Q - (Sur la taxe sur les transactions financières)
R - Vous avez raison : la crise nous donne enfin l’occasion de créer cette taxe sur les transactions financières.
Q - (A propos de la mise en œuvre d’une solution pérenne de desserte de la ville de Strasbourg)
R - Strasbourg est un symbole, car c’est là, entre Forêt noire et Vosges, que se sont succédé les plus graves tensions et qu’a eu lieu la réconciliation. Mais l’Europe, c’est aussi Bruxelles et Luxembourg.
Je plaide pour deux sessions. Les solutions pour mieux desservir Strasbourg comme vous le suggérez ou à partir de Bâle ou de Francfort sont à l’étude pour que votre ville soit à une heure des autres capitales européennes.

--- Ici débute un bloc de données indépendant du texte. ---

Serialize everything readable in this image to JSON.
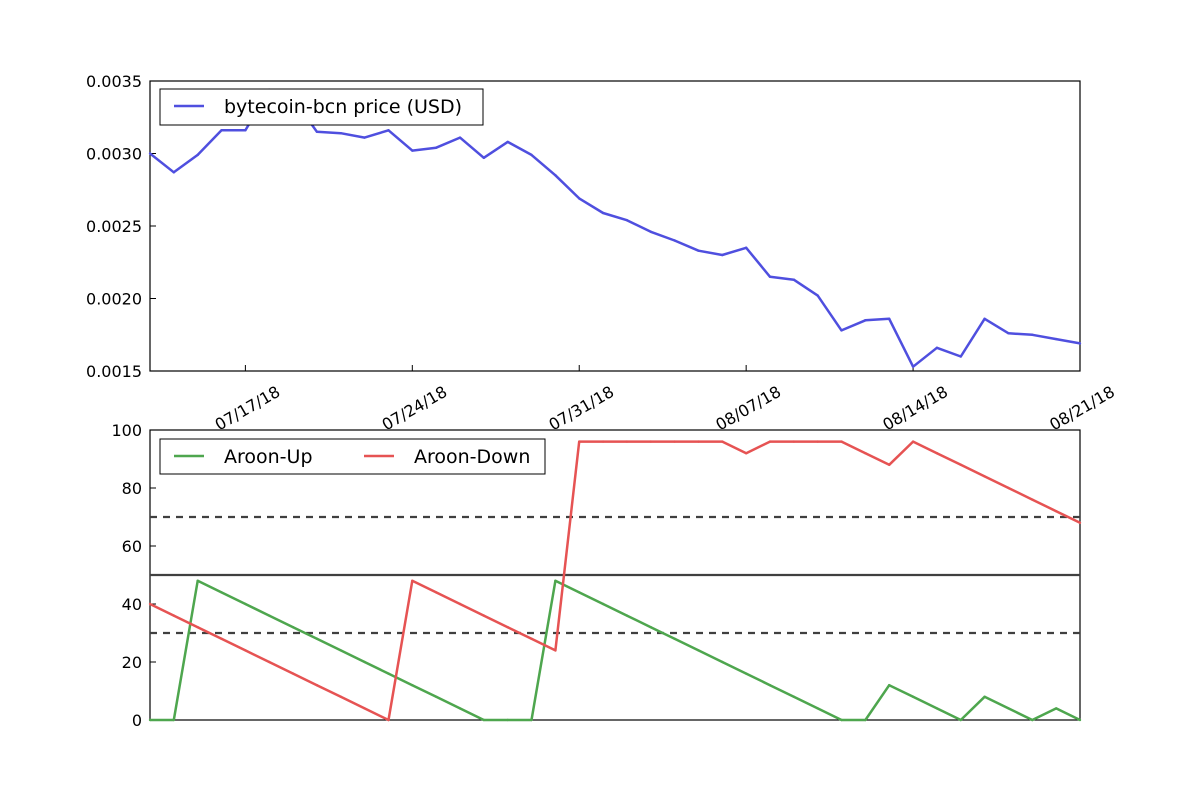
{
  "colors": {
    "price": "#4f4fdf",
    "aroon_up": "#4ea64e",
    "aroon_down": "#e65353",
    "ref_line": "#404040"
  },
  "chart_data": [
    {
      "type": "line",
      "title": "",
      "xlabel": "",
      "ylabel": "",
      "ylim": [
        0.0015,
        0.0035
      ],
      "xlim": [
        "07/13/18",
        "08/21/18"
      ],
      "y_ticks": [
        "0.0015",
        "0.0020",
        "0.0025",
        "0.0030",
        "0.0035"
      ],
      "x_ticks": [
        "07/17/18",
        "07/24/18",
        "07/31/18",
        "08/07/18",
        "08/14/18",
        "08/21/18"
      ],
      "legend": {
        "position": "upper-left",
        "entries": [
          "bytecoin-bcn price (USD)"
        ]
      },
      "grid": false,
      "series": [
        {
          "name": "bytecoin-bcn price (USD)",
          "dates": [
            "07/13/18",
            "07/14/18",
            "07/15/18",
            "07/16/18",
            "07/17/18",
            "07/18/18",
            "07/19/18",
            "07/20/18",
            "07/21/18",
            "07/22/18",
            "07/23/18",
            "07/24/18",
            "07/25/18",
            "07/26/18",
            "07/27/18",
            "07/28/18",
            "07/29/18",
            "07/30/18",
            "07/31/18",
            "08/01/18",
            "08/02/18",
            "08/03/18",
            "08/04/18",
            "08/05/18",
            "08/06/18",
            "08/07/18",
            "08/08/18",
            "08/09/18",
            "08/10/18",
            "08/11/18",
            "08/12/18",
            "08/13/18",
            "08/14/18",
            "08/15/18",
            "08/16/18",
            "08/17/18",
            "08/18/18",
            "08/19/18",
            "08/20/18",
            "08/21/18"
          ],
          "values": [
            0.003,
            0.00287,
            0.00299,
            0.00316,
            0.00316,
            0.00344,
            0.00338,
            0.00315,
            0.00314,
            0.00311,
            0.00316,
            0.00302,
            0.00304,
            0.00311,
            0.00297,
            0.00308,
            0.00299,
            0.00285,
            0.00269,
            0.00259,
            0.00254,
            0.00246,
            0.0024,
            0.00233,
            0.0023,
            0.00235,
            0.00215,
            0.00213,
            0.00202,
            0.00178,
            0.00185,
            0.00186,
            0.00153,
            0.00166,
            0.0016,
            0.00186,
            0.00176,
            0.00175,
            0.00172,
            0.00169
          ]
        }
      ]
    },
    {
      "type": "line",
      "title": "",
      "xlabel": "",
      "ylabel": "",
      "ylim": [
        0,
        100
      ],
      "xlim": [
        "07/13/18",
        "08/21/18"
      ],
      "y_ticks": [
        "0",
        "20",
        "40",
        "60",
        "80",
        "100"
      ],
      "legend": {
        "position": "upper-left",
        "entries": [
          "Aroon-Up",
          "Aroon-Down"
        ]
      },
      "grid": false,
      "reference_lines": [
        {
          "y": 70,
          "style": "dashed"
        },
        {
          "y": 50,
          "style": "solid"
        },
        {
          "y": 30,
          "style": "dashed"
        }
      ],
      "series": [
        {
          "name": "Aroon-Up",
          "values": [
            0,
            0,
            48,
            44,
            40,
            36,
            32,
            28,
            24,
            20,
            16,
            12,
            8,
            4,
            0,
            0,
            0,
            48,
            44,
            40,
            36,
            32,
            28,
            24,
            20,
            16,
            12,
            8,
            4,
            0,
            0,
            12,
            8,
            4,
            0,
            8,
            4,
            0,
            4,
            0
          ]
        },
        {
          "name": "Aroon-Down",
          "values": [
            40,
            36,
            32,
            28,
            24,
            20,
            16,
            12,
            8,
            4,
            0,
            48,
            44,
            40,
            36,
            32,
            28,
            24,
            96,
            96,
            96,
            96,
            96,
            96,
            96,
            92,
            96,
            96,
            96,
            96,
            92,
            88,
            96,
            92,
            88,
            84,
            80,
            76,
            72,
            68
          ]
        }
      ]
    }
  ]
}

Q - (À propos d’une harmonisation économique, fiscale et financière au sein de l’Union européenne)
R - Sans harmonisation économique, fiscale et financière, il est impossible de mutualiser les dettes grecques et allemandes. Comment faire accepter aux Allemands une hausse de leurs taux d’intérêt sans imposer de discipline collective ?
Comment faire accepter aux Français que le taux d’impôt sur les sociétés ne soit que de 12 % en Irlande contre 34 % en France ? Les euro-obligations ne peuvent précéder l’harmonisation : solidarité et discipline vont de pair.